Eliane Caffé trouxe para o cine Roxy, em Copacabana – sede das galas da Première Brasil de 2016 -, um grupo de integrantes do MLM, Movimento de Luta por Moradia. Com suas camisetas vermelhas, invadiram a sala e foram ovacionados aos gritos de ‘Fora, Temer’, antes mesmo do início da sessão de Era o Hotel Cambridge. Eliane deu seu recado inicial: “Recebemos um recado do prefeito eleito de São Paulo (João Dória) de que ele vai ser duro com os movimentos sociais.” Mais aplausos – e veio o filme.

Já houve um grande filme de ficção nesta Première Brasil, e foi Redemoinho, de José Luiz Villamarim. Era o Hotel Cambridge está no mesmo patamar, e talvez até um degrau acima. É urgente, ali onde Redemoinho é clássico – mas é um classicismo revolucionário (uma contradição em termos), sem nada de acadêmico.
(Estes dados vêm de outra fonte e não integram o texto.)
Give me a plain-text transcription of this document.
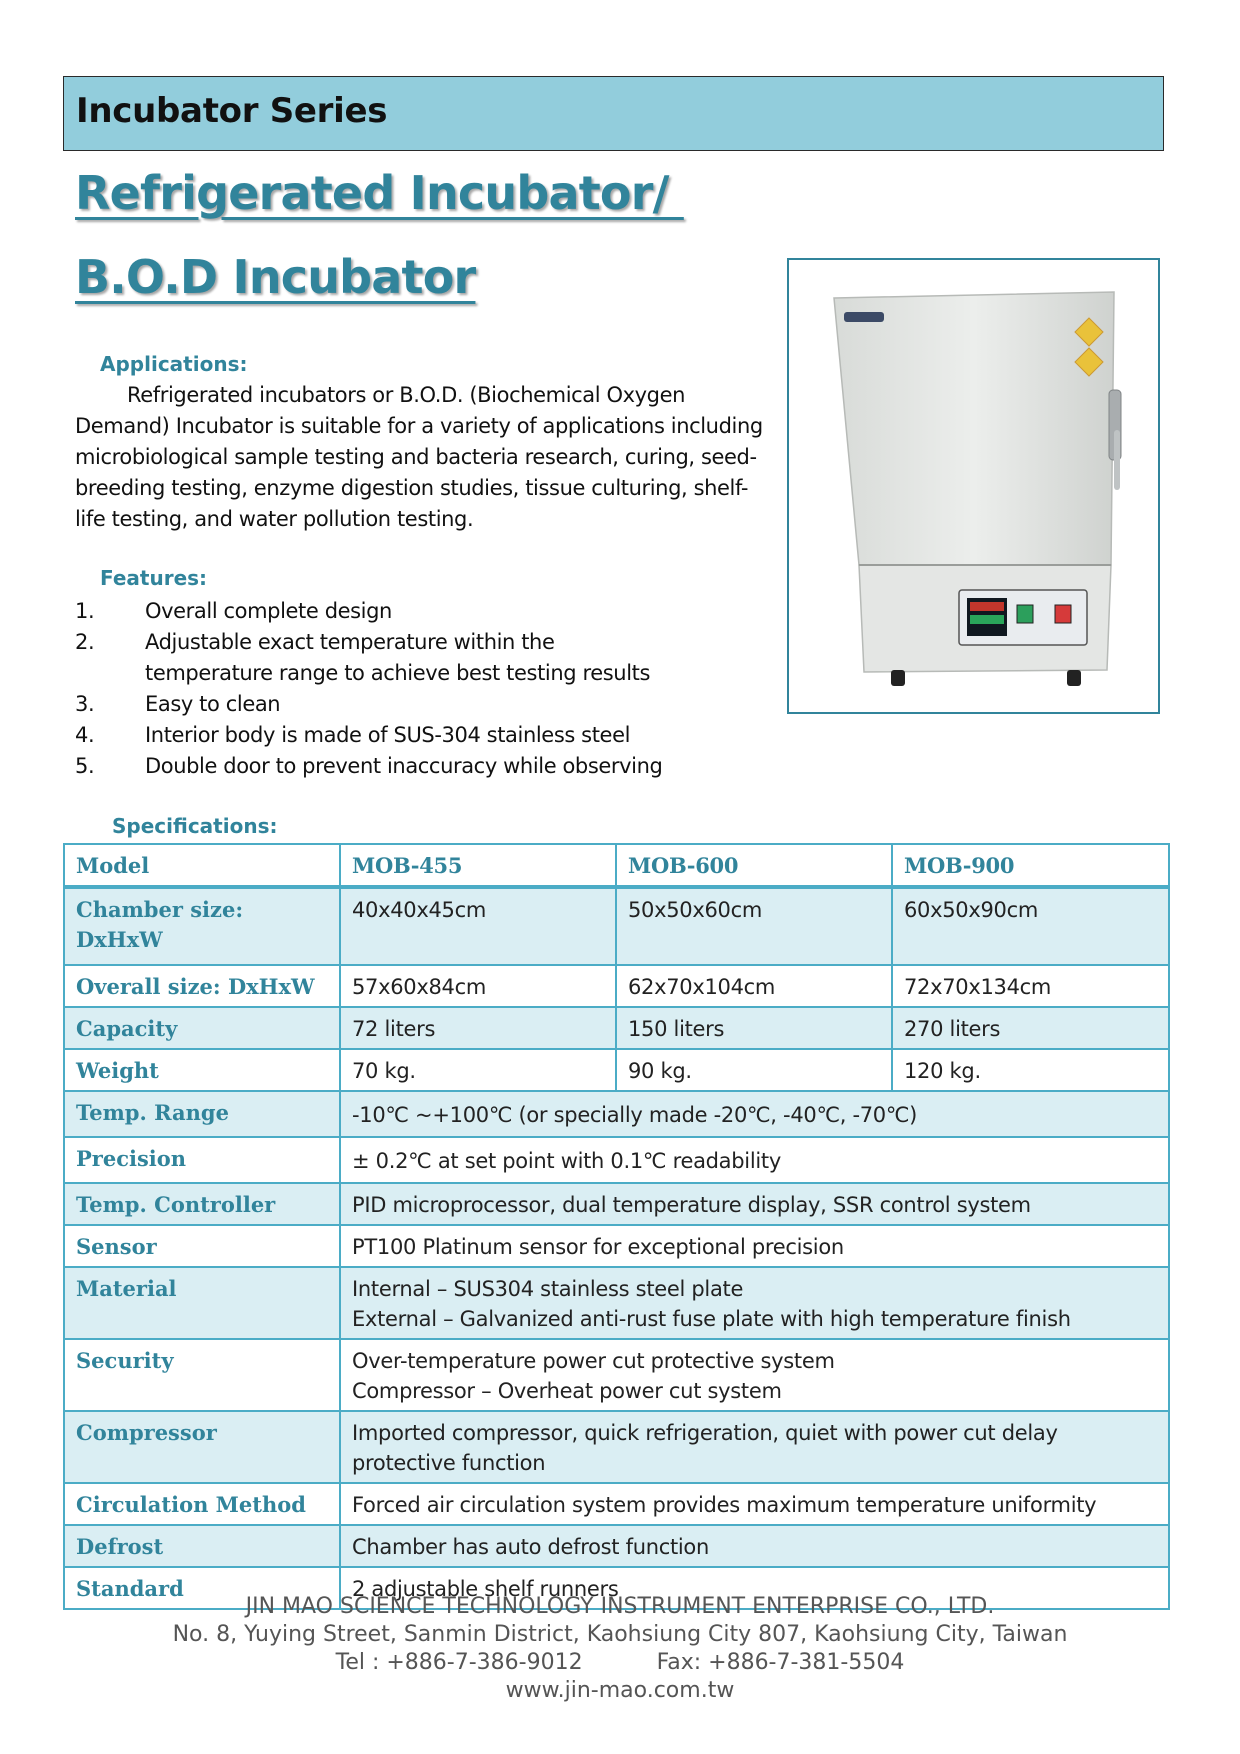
Incubator Series
Refrigerated Incubator/
B.O.D Incubator
Applications:

Refrigerated incubators or B.O.D. (Biochemical Oxygen Demand) Incubator is suitable for a variety of applications including microbiological sample testing and bacteria research, curing, seed-breeding testing, enzyme digestion studies, tissue culturing, shelf-life testing, and water pollution testing.

Features:
1.	Overall complete design
2.	Adjustable exact temperature within the temperature range to achieve best testing results
3.	Easy to clean
4.	Interior body is made of SUS-304 stainless steel
5.	Double door to prevent inaccuracy while observing
Specifications:
Model	MOB-455	MOB-600	MOB-900
Chamber size: DxHxW	40x40x45cm	50x50x60cm	60x50x90cm
Overall size: DxHxW	57x60x84cm	62x70x104cm	72x70x134cm
Capacity	72 liters	150 liters	270 liters
Weight	70 kg.	90 kg.	120 kg.
Temp. Range	-10℃ ~+100℃ (or specially made -20℃, -40℃, -70℃)		
Precision	± 0.2℃ at set point with 0.1℃ readability		
Temp. Controller	PID microprocessor, dual temperature display, SSR control system		
Sensor	PT100 Platinum sensor for exceptional precision		
Material	Internal – SUS304 stainless steel plate
External – Galvanized anti-rust fuse plate with high temperature finish		

Security	Over-temperature power cut protective system
Compressor – Overheat power cut system		

Compressor	Imported compressor, quick refrigeration, quiet with power cut delay protective function		
Circulation Method	Forced air circulation system provides maximum temperature uniformity		
Defrost	Chamber has auto defrost function		
Standard	2 adjustable shelf runners		
JIN MAO SCIENCE TECHNOLOGY INSTRUMENT ENTERPRISE CO., LTD.
No. 8, Yuying Street, Sanmin District, Kaohsiung City 807, Kaohsiung City, Taiwan
Tel : +886-7-386-9012	Fax: +886-7-381-5504
www.jin-mao.com.tw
Era o Hotel Cambridge aborda um tema explosivo – as ocupações urbanas. Um grupo ocupa o hotel do título. É visto de dentro. O que poderia ser documentário vira ficção pela intervenção de atores (José Dumont, Carmem Silva e Suely Franco) e pela simbiose de direção e roteiro. ‘Lili’ Caffé disse que o filme, oficialmente dirigido por ela, é uma criação coletiva.
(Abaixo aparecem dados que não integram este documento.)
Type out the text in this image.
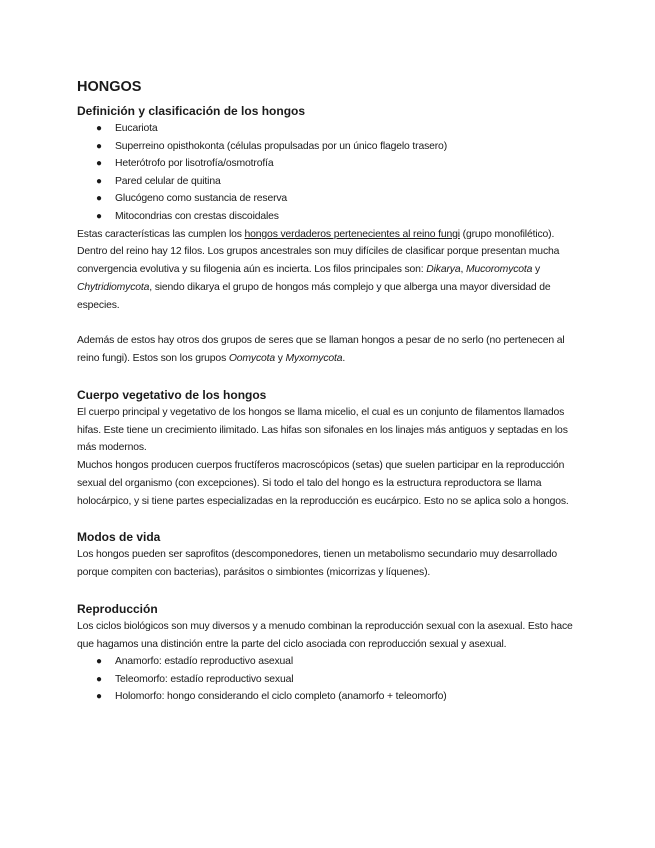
HONGOS
Definición y clasificación de los hongos
● Eucariota
● Superreino opisthokonta (células propulsadas por un único flagelo trasero)
● Heterótrofo por lisotrofía/osmotrofía
● Pared celular de quitina
● Glucógeno como sustancia de reserva
● Mitocondrias con crestas discoidales

Estas características las cumplen los hongos verdaderos pertenecientes al reino fungi (grupo monofilético). Dentro del reino hay 12 filos. Los grupos ancestrales son muy difíciles de clasificar porque presentan mucha convergencia evolutiva y su filogenia aún es incierta. Los filos principales son: Dikarya, Mucoromycota y Chytridiomycota, siendo dikarya el grupo de hongos más complejo y que alberga una mayor diversidad de especies.

Además de estos hay otros dos grupos de seres que se llaman hongos a pesar de no serlo (no pertenecen al reino fungi). Estos son los grupos Oomycota y Myxomycota.

Cuerpo vegetativo de los hongos

El cuerpo principal y vegetativo de los hongos se llama micelio, el cual es un conjunto de filamentos llamados hifas. Este tiene un crecimiento ilimitado. Las hifas son sifonales en los linajes más antiguos y septadas en los más modernos.

Muchos hongos producen cuerpos fructíferos macroscópicos (setas) que suelen participar en la reproducción sexual del organismo (con excepciones). Si todo el talo del hongo es la estructura reproductora se llama holocárpico, y si tiene partes especializadas en la reproducción es eucárpico. Esto no se aplica solo a hongos.

Modos de vida

Los hongos pueden ser saprofitos (descomponedores, tienen un metabolismo secundario muy desarrollado porque compiten con bacterias), parásitos o simbiontes (micorrizas y líquenes).

Reproducción

Los ciclos biológicos son muy diversos y a menudo combinan la reproducción sexual con la asexual. Esto hace que hagamos una distinción entre la parte del ciclo asociada con reproducción sexual y asexual.

● Anamorfo: estadío reproductivo asexual
● Teleomorfo: estadío reproductivo sexual
● Holomorfo: hongo considerando el ciclo completo (anamorfo + teleomorfo)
Refugiados, trabalhadores sem-teto, atores. E a dramaturgia de Luiz Alberto de Abreu, que assina o roteiro com a ‘diretora’ e Inês Figueiró. O cinema é uma coisa maravilhosa. Não cessa de surpreender. O júri não vai poder ignorar Era o Hotel Cambridge. Será o Redentor deste ano? Júris, por sua composição, são imprevisíveis. O filme, de qualquer maneira, vem para fazer história por suas propostas estéticas e políticas. O direito à moradias está previsto na Constituição, lembrou a representante do MLM. Se o novo governo promete endurecer, o movimento promete não arrefecer. O possível impasse da realidade não inibe a constatação. Era o Hotel Cambridge é um filmaço. Tem humor, ação, suspense, até um confronto (com as forças repressivas da reintegração de posse). Em termos de mercado, pode até ser o filme que o público adepto da pipoca e do refrigerante talvez não queira ver, mas seria bom se visse, porque (também) reflete o Brasil.
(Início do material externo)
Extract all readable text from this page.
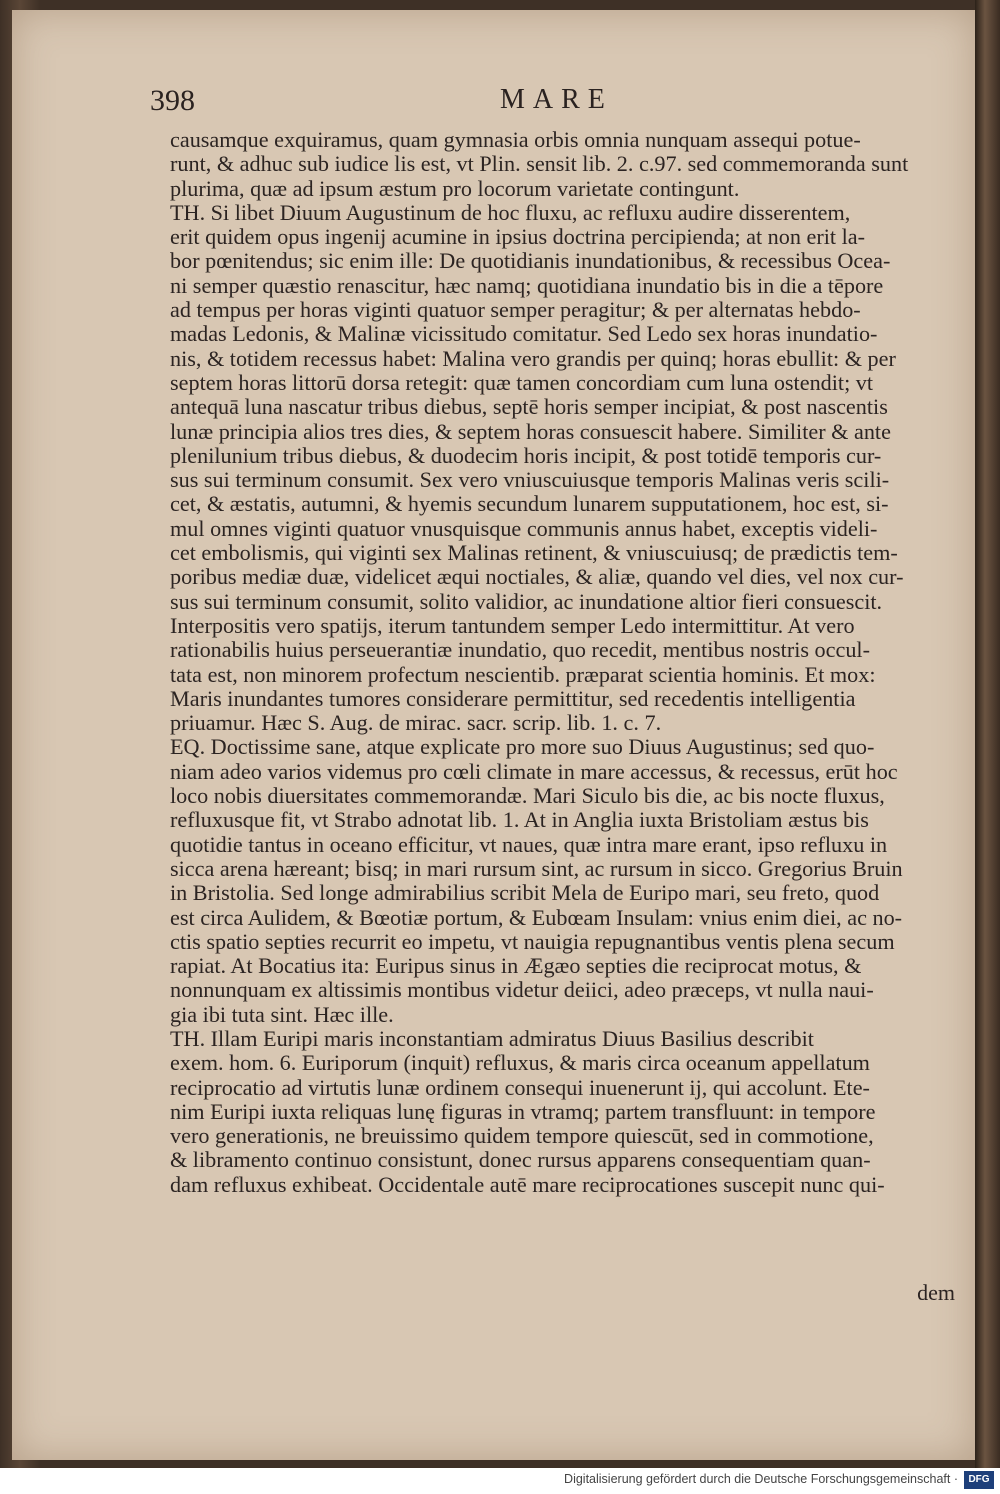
398	MARE
causamque exquiramus, quam gymnasia orbis omnia nunquam assequi potue-
runt, & adhuc sub iudice lis est, vt Plin. sensit lib. 2. c.97. sed commemoranda sunt
plurima, quæ ad ipsum æstum pro locorum varietate contingunt.
TH. Si libet Diuum Augustinum de hoc fluxu, ac refluxu audire disserentem,
erit quidem opus ingenij acumine in ipsius doctrina percipienda; at non erit la-
bor pœnitendus; sic enim ille: De quotidianis inundationibus, & recessibus Ocea-
ni semper quæstio renascitur, hæc namq; quotidiana inundatio bis in die a tēpore
ad tempus per horas viginti quatuor semper peragitur; & per alternatas hebdo-
madas Ledonis, & Malinæ vicissitudo comitatur. Sed Ledo sex horas inundatio-
nis, & totidem recessus habet: Malina vero grandis per quinq; horas ebullit: & per
septem horas littorū dorsa retegit: quæ tamen concordiam cum luna ostendit; vt
antequā luna nascatur tribus diebus, septē horis semper incipiat, & post nascentis
lunæ principia alios tres dies, & septem horas consuescit habere. Similiter & ante
plenilunium tribus diebus, & duodecim horis incipit, & post totidē temporis cur-
sus sui terminum consumit. Sex vero vniuscuiusque temporis Malinas veris scili-
cet, & æstatis, autumni, & hyemis secundum lunarem supputationem, hoc est, si-
mul omnes viginti quatuor vnusquisque communis annus habet, exceptis videli-
cet embolismis, qui viginti sex Malinas retinent, & vniuscuiusq; de prædictis tem-
poribus mediæ duæ, videlicet æqui noctiales, & aliæ, quando vel dies, vel nox cur-
sus sui terminum consumit, solito validior, ac inundatione altior fieri consuescit.
Interpositis vero spatijs, iterum tantundem semper Ledo intermittitur. At vero
rationabilis huius perseuerantiæ inundatio, quo recedit, mentibus nostris occul-
tata est, non minorem profectum nescientib. præparat scientia hominis. Et mox:
Maris inundantes tumores considerare permittitur, sed recedentis intelligentia
priuamur. Hæc S. Aug. de mirac. sacr. scrip. lib. 1. c. 7.
EQ. Doctissime sane, atque explicate pro more suo Diuus Augustinus; sed quo-
niam adeo varios videmus pro cœli climate in mare accessus, & recessus, erūt hoc
loco nobis diuersitates commemorandæ. Mari Siculo bis die, ac bis nocte fluxus,
refluxusque fit, vt Strabo adnotat lib. 1. At in Anglia iuxta Bristoliam æstus bis
quotidie tantus in oceano efficitur, vt naues, quæ intra mare erant, ipso refluxu in
sicca arena hæreant; bisq; in mari rursum sint, ac rursum in sicco. Gregorius Bruin
in Bristolia. Sed longe admirabilius scribit Mela de Euripo mari, seu freto, quod
est circa Aulidem, & Bœotiæ portum, & Eubœam Insulam: vnius enim diei, ac no-
ctis spatio septies recurrit eo impetu, vt nauigia repugnantibus ventis plena secum
rapiat. At Bocatius ita: Euripus sinus in Ægæo septies die reciprocat motus, &
nonnunquam ex altissimis montibus videtur deiici, adeo præceps, vt nulla naui-
gia ibi tuta sint. Hæc ille.
TH. Illam Euripi maris inconstantiam admiratus Diuus Basilius describit
exem. hom. 6. Euriporum (inquit) refluxus, & maris circa oceanum appellatum
reciprocatio ad virtutis lunæ ordinem consequi inuenerunt ij, qui accolunt. Ete-
nim Euripi iuxta reliquas lunę figuras in vtramq; partem transfluunt: in tempore
vero generationis, ne breuissimo quidem tempore quiescūt, sed in commotione,
& libramento continuo consistunt, donec rursus apparens consequentiam quan-
dam refluxus exhibeat. Occidentale autē mare reciprocationes suscepit nunc qui-
dem
Digitalisierung gefördert durch die Deutsche Forschungsgemeinschaft ·	DFG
Ainda tentando se recuperar do impacto de Era o Hotel Cambridge, o repórter viu Holocausto Brasileiro, de Daniela Arbex e Armando Mendez. Que País é esse? Daniela escreveu um livro-reportagem que rapidamente se converteu num fenômeno editorial. A HBO Brasil exortou-a a fazer a adaptação para a TV. O resultado vai ao ar em novembro. É fortíssimo. Entre 1930 e 80, o Hospital Colônia de Barbacena foi cenário de uma barbárie institucionalizada. Criado como sanatório, para tratamento de tuberculosos chiques, converteu-se em depósito de doentes mentais. O cartaz informa: “A sociedade esconde o que não quer ver”. Não era preciso ser louco – alienado, para ser correto – para ser confinado no Hospital Colônia. As famílias, o Estado, passaram a despejar os indesejáveis no Hospital Colônia.

Em cena, Daniela Arbex diz que Barbacena foi cenário desse verdadeiro holocausto brasileiro – 60 mil pessoas sofreram torturas inomináveis ali dentro. A ideia nunca foi recuperar e socializar os pacientes. O hospital tinha até um cemitério acoplado. Era uma espécie de estação final, onde os ‘detentos’ – assim chegam a ser chamados – chegavam de trem, como em Auschwitz. O horror, o horror. Para finalizar – Cynthia Nixon. Lembram-se dela? De Sex and the City. Cynthia interpreta Emily Dickinson em Uma Paixão Tranquila, de Terence Davies. Dificilmente será indicada para o Oscar. Se o fosse, teria de ganhar. A mulher, na literatura e na sociedade. Terence Davies fez um grande filme.

As informações são do jornal O Estado de S. Paulo.